An end to infertility?
Hope for women as scientists produce mice without using female eggs... and it could let two men have their own baby
BABY animals are being created without the need for eggs from a female.
Instead the eggs are grown from skin cells, fertilised in a laboratory and implanted into the mother.
The fertility breakthrough – hailed as ‘remarkable’ by British experts – gives hope that the method could be used in humans to help infertile women have babies.
But it also raises the prospect of babies being created using genes from two men, although such an embryo would still need to develop in a womb.
Japanese scientists developed the method using mice. Tissue cells from the tip of a mouse’s tail were reprogrammed as stem cells and turned into eggs, which were fertilised and implanted in female mice. They went on to give birth to 11 healthy pups, the scientists reveal in the journal Nature.
It is the first time the stem cells have been used to create mature eggs outside a mouse’s body. If the process can be made to work for humans, it could eventually offer hope to women who are infertile, for instance as a result of cancer treatment.
But Jacob Hanna, a stem cell biologist at the Weizmann Institute of Science in Rehovot, Israel, and a gay rights activist, said that the approach could also one day mean eggs are produced from a man’s skin cells – doing away with the need for a woman’s egg cells.
Professor Hanna, who was not involved in the research, said such a method, giving a baby two biological fathers but no biological mother, was ‘legitimate to explore when the right time comes,’ Nature.com reported.
Such a prospect is years away, however, experts admit.
The researchers, led by Professor Katsuhiko Hayashi at Kyushu University, used cells from the tips of mice tails to create pluripotent stem cells, which have the ability to transform into many different tissues.
The stem cells were treated with a specific cocktail of chemicals and biological signals, including mingling them with gonadal somatic cells, taken from mouse embryos, which aid egg development.
The researchers say that although the somatic cells had to be taken from an embryo they expect these, too, might eventually be developed from skin cells. Once this is done, there would be no need for any embryonic tissue. Although only 11 of 316 embryos the researchers created in the lab resulted in live births, British scientists working in the same field praised the achievement.

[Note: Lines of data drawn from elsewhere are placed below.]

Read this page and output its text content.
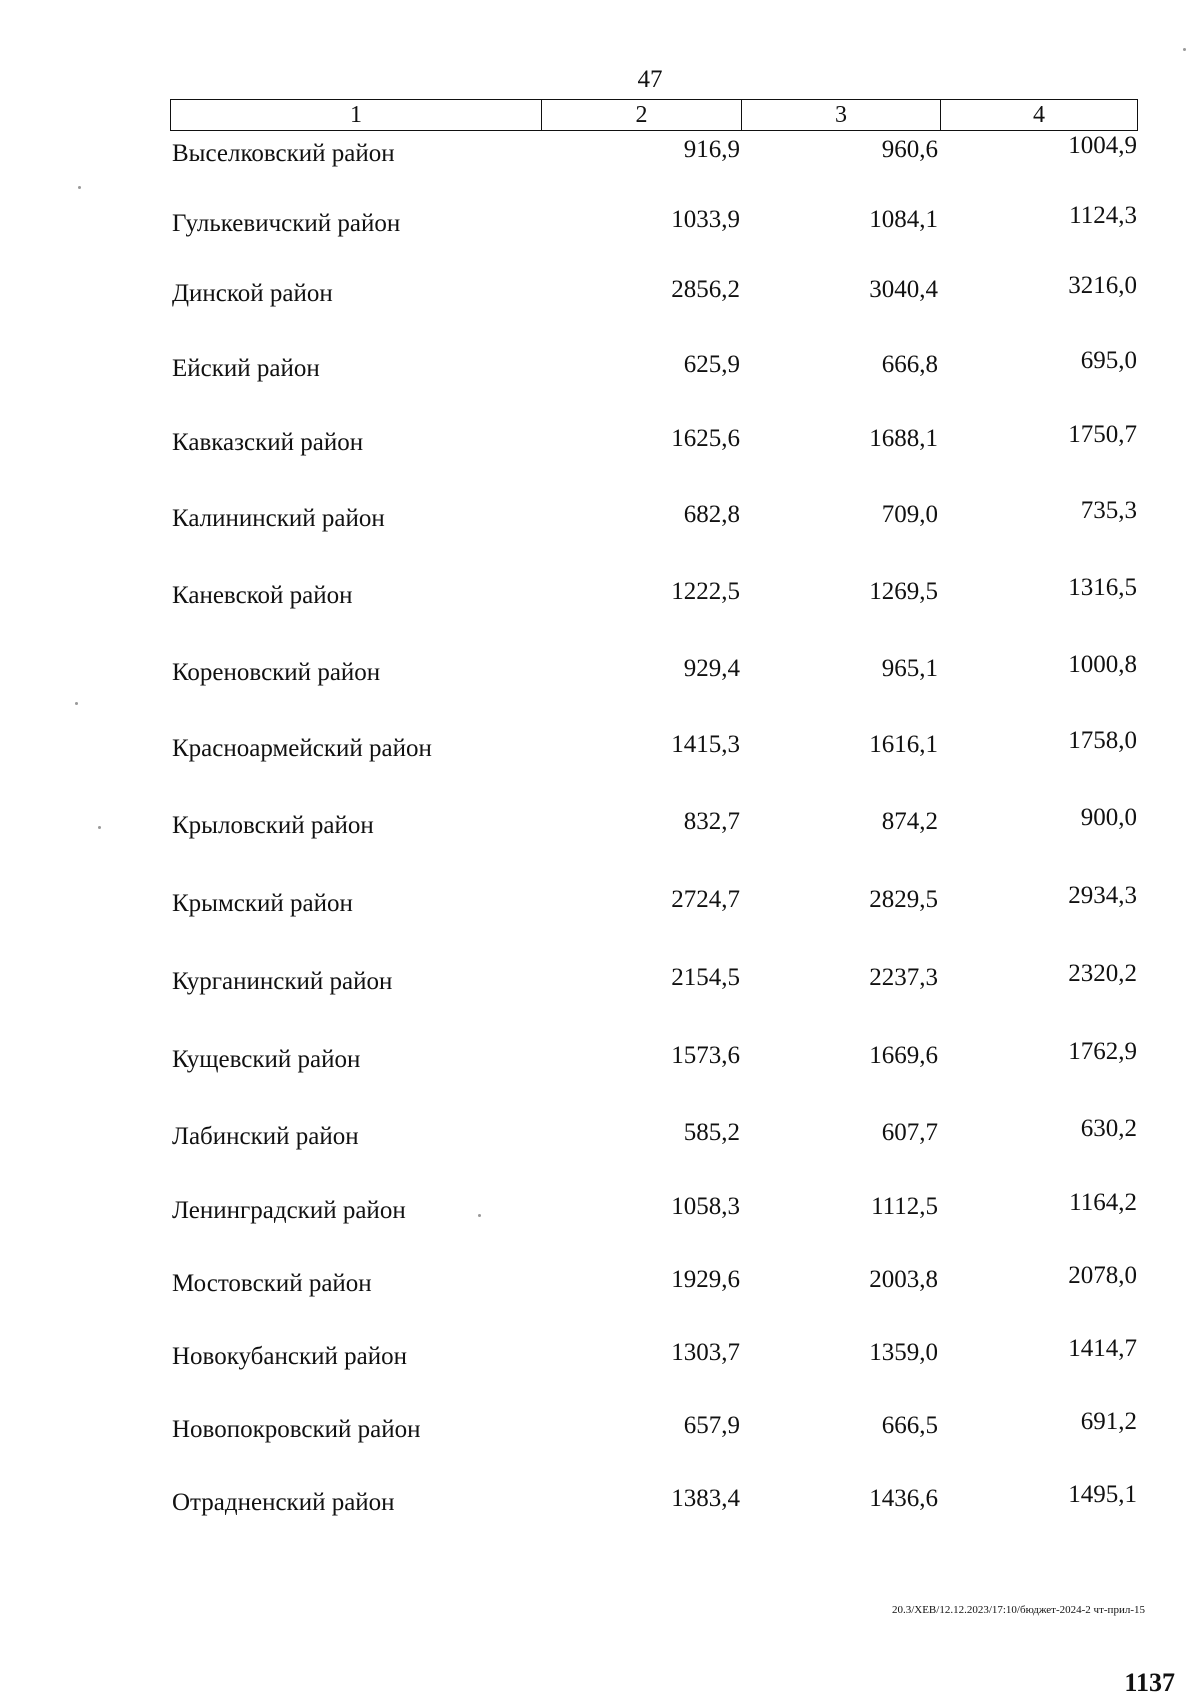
47
1	2	3	4
Выселковский район	916,9	960,6	1004,9
Гулькевичский район	1033,9	1084,1	1124,3
Динской район	2856,2	3040,4	3216,0
Ейский район	625,9	666,8	695,0
Кавказский район	1625,6	1688,1	1750,7
Калининский район	682,8	709,0	735,3
Каневской район	1222,5	1269,5	1316,5
Кореновский район	929,4	965,1	1000,8
Красноармейский район	1415,3	1616,1	1758,0
Крыловский район	832,7	874,2	900,0
Крымский район	2724,7	2829,5	2934,3
Курганинский район	2154,5	2237,3	2320,2
Кущевский район	1573,6	1669,6	1762,9
Лабинский район	585,2	607,7	630,2
Ленинградский район	1058,3	1112,5	1164,2
Мостовский район	1929,6	2003,8	2078,0
Новокубанский район	1303,7	1359,0	1414,7
Новопокровский район	657,9	666,5	691,2
Отрадненский район	1383,4	1436,6	1495,1
20.3/ХЕВ/12.12.2023/17:10/бюджет-2024-2 чт-прил-15
1137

Martin Johnson, professor of reproductive sciences at Cambridge University, described the research as remarkable, while Professor Richard Anderson, of the University of Edinburgh, said: ‘This is the first report of anyone being able to develop fully mature and fertilisable eggs in a laboratory setting right through from the earliest stages of oocyte [egg] development.
‘Although we are a long way from making artificial eggs for women at the moment, this study also provides us with a basis for experimental models to explore how eggs develop from other species, including in women. This is extremely challenging at the moment due to the difficulties of getting eggs to study.
‘One day, this approach might be useful for women who have lost their fertility at an early age, as well as for improvements in more conventional infertility treatments.
‘But the very careful analyses in this paper show the complexity of the process and how it is a long way from being optimised.’
Professor Robin Lovell-Badge, from the Francis Crick Institute in London, said the work ‘should be considered as a beginning, albeit a very promising one, and not an end’.
He added: ‘Clearly, if applied to humans [the method] would have importance in overcoming female infertility but it also opens up many other uses in research, in regenerative medicine, and potentially in avoiding genetic disease.’
But there are ‘still many practical and ethical challenges to be resolved’, he said.